New South Wales Heritage Register
- Official name: Cooerwull Railway footbridge
- Type: State heritage (built)
- Designated: 2 April 1999
- Reference no.: 01115
- Type: Foot Bridge
- Category: Transport – Rail

Location
- Interactive map of Cooerwull railway footbridge

= Cooerwull railway footbridge =

The Cooerwull railway footbridge is a heritage-listed pedestrian bridge located at Top Points Station on the Zig Zag Railway at Lithgow, New South Wales, Australia. It was built in 1941. It was added to the New South Wales State Heritage Register on 2 April 1999.

== History ==
Originally constructed in 1941 as a low-cost temporary wartime railway footbridge for workers at the nearby Lithgow Small Arms Factory. After closure of the Small Arms Factory in 1974 the footbridge was retained for public use and then replaced by a steel and concrete structure in 1995.

The State Rail Authority recognised the heritage significance of the A-frame structure and placed it, in its complete form, adjacent to its original site. Subsequently in 2002 the Zig Zag Railway negotiated removal to the footbridge to Top Points Station for display, use and preservation.

== Description ==
A timber A-frame railway footbridge at the Top Points site, Zig Zag Railway; originally located over tracks at Cooerwull.

== Heritage listing ==
As at 16 March 2006, this is the only A-frame timber bridge built in the State, built to the simplest design with local materials. It was built in 1941 as a low-cost temporary wartime railway footbridge for workers at the nearby Small Arms Factory. In 2002 it was relocated to the Top Points site of the Zig Zag Railway.
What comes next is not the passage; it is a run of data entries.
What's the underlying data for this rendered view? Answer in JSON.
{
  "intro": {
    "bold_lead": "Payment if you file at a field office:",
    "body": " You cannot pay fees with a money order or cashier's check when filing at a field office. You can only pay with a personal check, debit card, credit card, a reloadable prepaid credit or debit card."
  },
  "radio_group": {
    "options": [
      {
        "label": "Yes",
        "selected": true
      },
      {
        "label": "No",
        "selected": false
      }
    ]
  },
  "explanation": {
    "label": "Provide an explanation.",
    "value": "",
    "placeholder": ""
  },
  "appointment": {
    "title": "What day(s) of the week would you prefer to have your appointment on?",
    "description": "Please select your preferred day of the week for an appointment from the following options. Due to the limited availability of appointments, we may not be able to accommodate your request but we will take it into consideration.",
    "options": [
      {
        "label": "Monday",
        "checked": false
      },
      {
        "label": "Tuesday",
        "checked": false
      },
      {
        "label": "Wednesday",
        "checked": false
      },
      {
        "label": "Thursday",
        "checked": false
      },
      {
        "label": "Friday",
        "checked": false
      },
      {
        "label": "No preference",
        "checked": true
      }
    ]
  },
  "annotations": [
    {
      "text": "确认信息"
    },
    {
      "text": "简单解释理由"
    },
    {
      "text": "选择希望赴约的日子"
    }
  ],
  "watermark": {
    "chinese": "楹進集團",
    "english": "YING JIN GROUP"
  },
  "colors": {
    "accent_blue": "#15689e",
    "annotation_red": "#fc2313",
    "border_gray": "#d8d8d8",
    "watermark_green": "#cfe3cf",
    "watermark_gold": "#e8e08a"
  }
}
The Cooerwull railway footbridge was listed on the New South Wales State Heritage Register on 2 April 1999 having satisfied the following criteria.

The place is important in demonstrating the course, or pattern, of cultural or natural history in New South Wales.

This item is historically rare as the only A-frame timber footbridge in New South Wales.

The place has a strong or special association with a person, or group of persons, of importance of cultural or natural history of New South Wales's history.

This item is associated with the Small Arms Factory, Lithgow for which it was purpose built.

The place is important in demonstrating aesthetic characteristics and/or a high degree of creative or technical achievement in New South Wales.

This item is assessed as architecturally rare.

The place has strong or special association with a particular community or cultural group in New South Wales for social, cultural or spiritual reasons.

The footbridge has some social significance to those people who worked at the nearby Small Arms Factory.

The place has potential to yield information that will contribute to an understanding of the cultural or natural history of New South Wales.

This item is assessed as scientifically rare.

The place possesses uncommon, rare or endangered aspects of the cultural or natural history of New South Wales.

This item is rare on a state-wide basis as the only A-frame timber bridge in New South Wales.

The place is important in demonstrating the principal characteristics of a class of cultural or natural places/environments in New South Wales.

This item is representative of many "temporary" or "for the duration of the war" structures that remain in New South Wales.